Imagination and art
After a rocky start this morning I thought it was ‘one of those days’. You know the sort, where well intentioned things can get messy. I was reworking around 8 oil paintings which were waiting around for me to get started. Some were landscapes just a little too literal so they needed a mush around to loosen them up. Others were nondescript marks on rectangles of gessoed paper. I often find rectangles difficult to resolve so I will cut them into squares which are more forgiving when aiming for an abstraction.

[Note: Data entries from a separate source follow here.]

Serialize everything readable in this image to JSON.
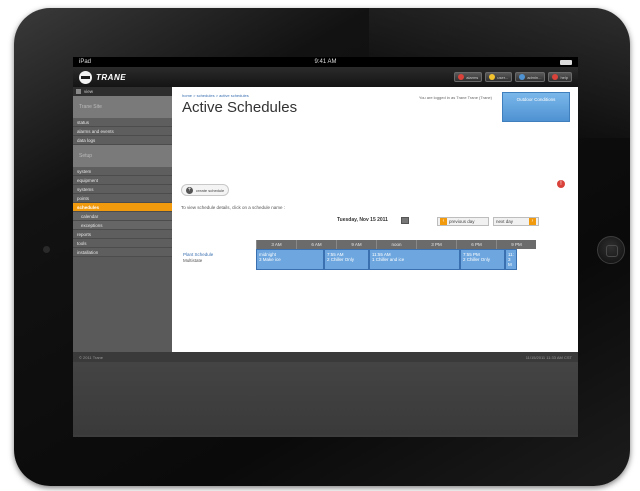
{
  "status": {
    "carrier": "iPad",
    "time": "9:41 AM"
  },
  "brand": {
    "name": "TRANE"
  },
  "top_actions": [
    {
      "label": "alarms",
      "color": "#d9423a"
    },
    {
      "label": "user...",
      "color": "#f2c12e"
    },
    {
      "label": "admin...",
      "color": "#4f92d2"
    },
    {
      "label": "help",
      "color": "#d9423a"
    }
  ],
  "sidebar": {
    "header": "view",
    "block_label": "Trane Site",
    "items_a": [
      "status",
      "alarms and events",
      "data logs"
    ],
    "block_label_b": "Setup",
    "items_b": [
      "system",
      "equipment",
      "systems",
      "points"
    ],
    "active": "schedules",
    "sub_items": [
      "calendar",
      "exceptions"
    ],
    "items_c": [
      "reports",
      "tools",
      "installation"
    ]
  },
  "content": {
    "breadcrumb": "home > schedules > active schedules",
    "title": "Active Schedules",
    "logged_in": "You are logged in as Trane Trane (Trane)",
    "outdoor_btn": "Outdoor Conditions",
    "create_label": "create schedule",
    "hint": "To view schedule details, click on a schedule name :",
    "date": "Tuesday, Nov 15 2011",
    "prev_day": "previous day",
    "next_day": "next day"
  },
  "table": {
    "headers": [
      "3 AM",
      "6 AM",
      "9 AM",
      "noon",
      "3 PM",
      "6 PM",
      "9 PM"
    ],
    "row_name": "Plant Schedule",
    "row_sub": "Multistate",
    "segments": [
      {
        "time": "midnight",
        "state": "3 Make ice"
      },
      {
        "time": "7:55 AM",
        "state": "2 Chiller Only"
      },
      {
        "time": "11:55 AM",
        "state": "1 Chiller and ice"
      },
      {
        "time": "7:55 PM",
        "state": "2 Chiller Only"
      },
      {
        "time": "11:",
        "state": "3 M"
      }
    ]
  },
  "footer": {
    "left": "© 2011 Trane",
    "right": "11/15/2011 11:33 AM CST"
  }
}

After a coffee I began making colour changes to this abstract painting and squeegeed some larger shapes. I resisted the urge to tidy them up and left them making their own statement. The oil painting stayed as a rectangle and seems to work so it can dry now and join the others on the wall. ‘Sound of the Shore’…Oils on paper

‘Spring Greens’…a simple oil sketch on 6 inch paper. Marks made by sweeping a silicone Messermeister scraper loaded with paint across the surface. I didn’t want to add more so I just softened the green with a rag until it was like mist. That’s all it needs to say. Because it doesn’t take many minutes to make a little painting like this it might feel as though it’s not enough.
However, the less we say is sometimes best.

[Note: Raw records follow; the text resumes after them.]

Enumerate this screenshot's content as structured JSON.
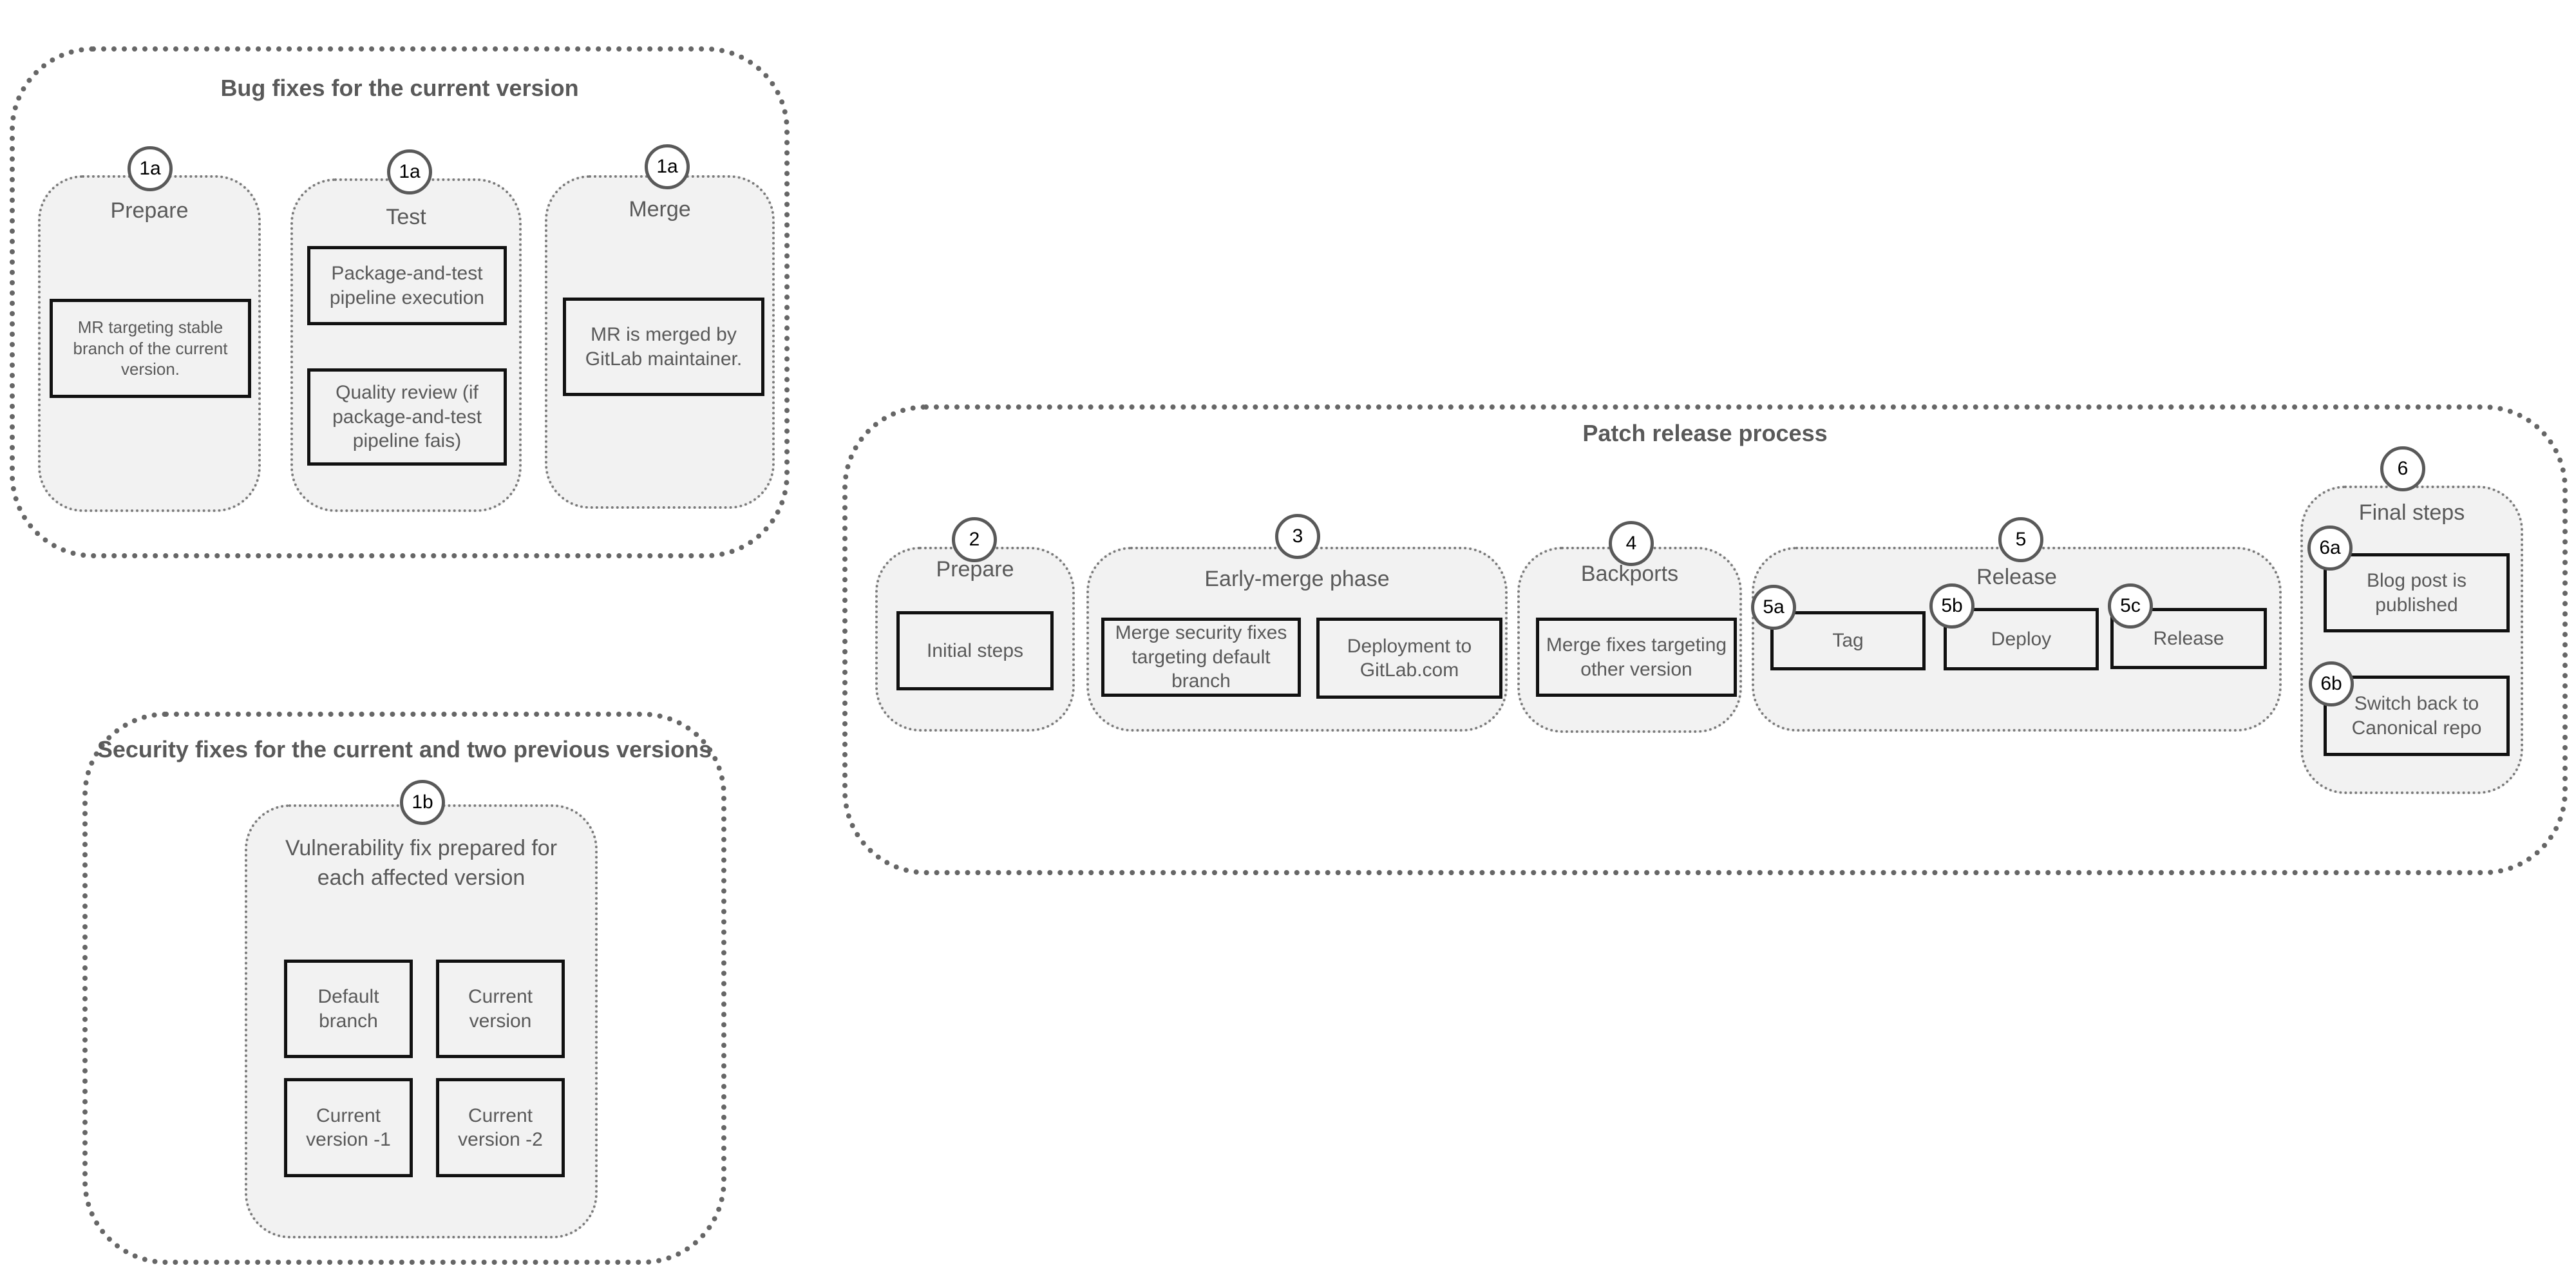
{
  "bug_fixes": {
    "title": "Bug fixes for the current version",
    "groups": [
      {
        "badge": "1a",
        "label": "Prepare",
        "boxes": [
          "MR targeting stable branch of the current version."
        ]
      },
      {
        "badge": "1a",
        "label": "Test",
        "boxes": [
          "Package-and-test pipeline execution",
          "Quality review (if package-and-test pipeline fais)"
        ]
      },
      {
        "badge": "1a",
        "label": "Merge",
        "boxes": [
          "MR is merged by GitLab maintainer."
        ]
      }
    ]
  },
  "security_fixes": {
    "title": "Security fixes for the current and two previous versions",
    "group": {
      "badge": "1b",
      "label_line1": "Vulnerability fix prepared for",
      "label_line2": "each affected version",
      "boxes": [
        "Default branch",
        "Current version",
        "Current version -1",
        "Current version -2"
      ]
    }
  },
  "patch_release": {
    "title": "Patch release process",
    "groups": [
      {
        "badge": "2",
        "label": "Prepare",
        "boxes": [
          "Initial steps"
        ]
      },
      {
        "badge": "3",
        "label": "Early-merge phase",
        "boxes": [
          "Merge security fixes targeting default branch",
          "Deployment to GitLab.com"
        ]
      },
      {
        "badge": "4",
        "label": "Backports",
        "boxes": [
          "Merge fixes targeting other version"
        ]
      },
      {
        "badge": "5",
        "label": "Release",
        "boxes": [
          {
            "badge": "5a",
            "label": "Tag"
          },
          {
            "badge": "5b",
            "label": "Deploy"
          },
          {
            "badge": "5c",
            "label": "Release"
          }
        ]
      },
      {
        "badge": "6",
        "label": "Final steps",
        "boxes": [
          {
            "badge": "6a",
            "label": "Blog post is published"
          },
          {
            "badge": "6b",
            "label": "Switch back to Canonical repo"
          }
        ]
      }
    ]
  }
}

From mistakes to meaning…one of the squares made from a rectangular landscape I made yesterday. It was too much like a real landscape so it had to morph into an abstraction or into the bin. Waste not want not came to mind so after cutting off a chunk it was easier to add my own personality. I like it now. It has a sense of mystery asking the viewer to decide, land or sea or forest or moor? The choice is yours.
Oils on gessoed paper around 12 inches.